Para passar de fase no jogo entre passado e futuro, só descobrindo o presente

A vida é boa e impreterivelmente feita de fases. Já fui menino num período lúdico e despreocupado; adolescente no melhor estilo rebelde, experimentador, bobo e feio; jovem estudante mais interessado em mudar o mundo com ideologias pessoais através da música do que com o estudo propriamente dito.

Como quem ruma em direção a uma nova porta, com plaqueta precisamente localizada em seu pináculo e descrita como F-U-T-U-R-O, encerro mais uma fase nesta oxidável vida.

Sim, hoje sou um homem casado. Numa sociedade extremamente egoísta e cada vez mais carente de rituais, minha última saga sacramental, até pelas condições, pode ter representado uma marcha ousada e intrépida, mas não passou de atitude movida por volúpia, por ímpeto visceral, ou seja, nada muito pensado ou estruturado. Se pudesse rotular esta passagem, a descreveria como um verdadeiro e espontâneo orgasmo vital.

Não que não esteja feliz com a nova condição, muito pelo contrário. Talvez nunca tenha me sentido tão afortunado. Sinto-me bem: novo sex appeal, novo libido, novos desafios. O que pega um pouco é o desapego ao passado e às fases despreocupadas; o afrontamento às novas, sérias e severas responsabilidades.

Entretanto, nada que não consiga passar por cima. Mas como se ainda pudesse ouvir o rangido estridente do passado se fechando até o estalo do seu choque contra o batente, ensaio os primeiros e tímidos passos através do pórtico vindouro.

O futuro... Por mais que a astrologia e as culturas esotéricas em geral tentem decifrar suas facetas, ele é um estranho que dificilmente mostra sua cara. E como qualquer desconhecido, provoca medo.

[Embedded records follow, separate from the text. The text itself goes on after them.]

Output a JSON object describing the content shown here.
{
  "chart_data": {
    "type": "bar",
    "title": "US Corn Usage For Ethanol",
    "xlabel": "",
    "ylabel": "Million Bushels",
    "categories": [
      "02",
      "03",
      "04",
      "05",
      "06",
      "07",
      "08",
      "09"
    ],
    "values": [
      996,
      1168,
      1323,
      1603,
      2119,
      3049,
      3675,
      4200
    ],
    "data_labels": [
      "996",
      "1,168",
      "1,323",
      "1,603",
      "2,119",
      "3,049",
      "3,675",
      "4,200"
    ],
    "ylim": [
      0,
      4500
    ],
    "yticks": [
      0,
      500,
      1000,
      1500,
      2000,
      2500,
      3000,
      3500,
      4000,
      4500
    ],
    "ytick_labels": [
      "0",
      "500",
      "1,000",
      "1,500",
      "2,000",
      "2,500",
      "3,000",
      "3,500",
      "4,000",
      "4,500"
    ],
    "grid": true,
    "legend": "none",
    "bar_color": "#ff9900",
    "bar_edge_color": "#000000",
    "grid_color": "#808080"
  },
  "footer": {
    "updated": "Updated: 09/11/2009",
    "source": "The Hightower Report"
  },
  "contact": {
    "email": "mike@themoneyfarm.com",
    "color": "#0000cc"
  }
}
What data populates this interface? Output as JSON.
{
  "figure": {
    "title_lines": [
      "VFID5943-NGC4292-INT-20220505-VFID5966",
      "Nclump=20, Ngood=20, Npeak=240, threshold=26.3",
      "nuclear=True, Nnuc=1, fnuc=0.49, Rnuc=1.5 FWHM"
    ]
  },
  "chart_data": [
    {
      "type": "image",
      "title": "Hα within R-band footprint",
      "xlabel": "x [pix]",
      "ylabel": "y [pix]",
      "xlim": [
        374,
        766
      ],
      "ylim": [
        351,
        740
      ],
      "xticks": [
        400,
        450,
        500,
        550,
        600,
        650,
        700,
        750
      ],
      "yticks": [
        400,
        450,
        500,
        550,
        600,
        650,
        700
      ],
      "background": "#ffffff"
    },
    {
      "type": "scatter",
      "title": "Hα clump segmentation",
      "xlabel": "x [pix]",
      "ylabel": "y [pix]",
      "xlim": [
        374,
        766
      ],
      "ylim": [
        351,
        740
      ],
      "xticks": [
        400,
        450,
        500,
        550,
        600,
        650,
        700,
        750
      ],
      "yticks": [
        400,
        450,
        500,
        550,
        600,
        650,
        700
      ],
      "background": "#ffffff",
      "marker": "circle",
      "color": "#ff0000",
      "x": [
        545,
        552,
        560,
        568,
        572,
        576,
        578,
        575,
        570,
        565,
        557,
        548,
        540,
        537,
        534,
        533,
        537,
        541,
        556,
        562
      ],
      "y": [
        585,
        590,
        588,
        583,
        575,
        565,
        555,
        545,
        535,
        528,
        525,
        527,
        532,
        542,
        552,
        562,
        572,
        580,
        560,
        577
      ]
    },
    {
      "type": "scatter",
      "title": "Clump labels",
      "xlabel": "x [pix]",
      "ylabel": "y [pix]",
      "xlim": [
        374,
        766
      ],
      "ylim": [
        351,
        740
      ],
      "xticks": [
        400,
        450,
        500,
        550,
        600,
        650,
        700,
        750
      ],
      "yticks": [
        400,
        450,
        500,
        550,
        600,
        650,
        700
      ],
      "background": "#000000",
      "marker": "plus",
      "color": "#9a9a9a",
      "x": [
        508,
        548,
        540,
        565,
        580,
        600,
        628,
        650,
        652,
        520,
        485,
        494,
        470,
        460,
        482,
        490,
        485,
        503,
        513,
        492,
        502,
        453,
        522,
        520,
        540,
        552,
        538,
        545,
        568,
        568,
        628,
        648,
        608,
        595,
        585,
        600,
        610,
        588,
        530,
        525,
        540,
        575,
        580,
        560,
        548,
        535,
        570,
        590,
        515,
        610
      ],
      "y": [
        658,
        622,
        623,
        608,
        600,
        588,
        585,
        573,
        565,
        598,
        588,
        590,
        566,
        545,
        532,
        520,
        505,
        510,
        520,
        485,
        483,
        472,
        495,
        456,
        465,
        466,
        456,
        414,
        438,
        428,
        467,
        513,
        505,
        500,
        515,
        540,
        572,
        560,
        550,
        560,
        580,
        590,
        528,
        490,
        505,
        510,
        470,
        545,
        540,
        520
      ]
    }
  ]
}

Divagando, projeto o futuro como um cão feroz bem no meu caminho, obrigando-me a todo instante conter o odor de receio que insiste em sair pelos meus poros. Tentativa frustrada em meio a uma imagem tão pavorosa: pardo, tipo pitbull, musculoso, dentes afiados, baba escorrida e focinho apontado para o alto, tentando captar a mais leve fragrância. Instantaneamente exalo de meu corpo uma “fumacinha” com cheiro de medo, invisível e inexorável.

O futuro me olha nos olhos, e eu não desvio o olhar. Com as mãos abaixadas, próximas à cintura, aperto rigidamente os punhos e continuo andando. Meu cheiro, que a essa altura já passeia volumosamente por suas vias nasais, o coloca em alerta. De orelha em pé, não late, apenas rosna bem baixinho com minha aproximação. Subterfúgios passam inertes pela minha mente. Paro de encará-lo e miro meu caminho, andando e enfrento meu medo. Impassível, passo pelo futuro sem olhar para trás e sem me importar tanto com o rottweiler que acabo de avistar na próxima esquina.

Na mente ouço a voz de Raul Seixas com entonação americana artificiosa como a de um cantor de blues tupiniquim: “It’s the begging, the end and the middle, my friend”. E a frase, para mim, traz sentido peculiar: compreendo a existência de um novo começo; a até então irrelevância do fim, que se traduz em morte; e o meio, como grande protagonista nesta passagem pela Terra, simbolizando o presente, a necessidade de encontrar um meio para tudo todos os dias da minha vida.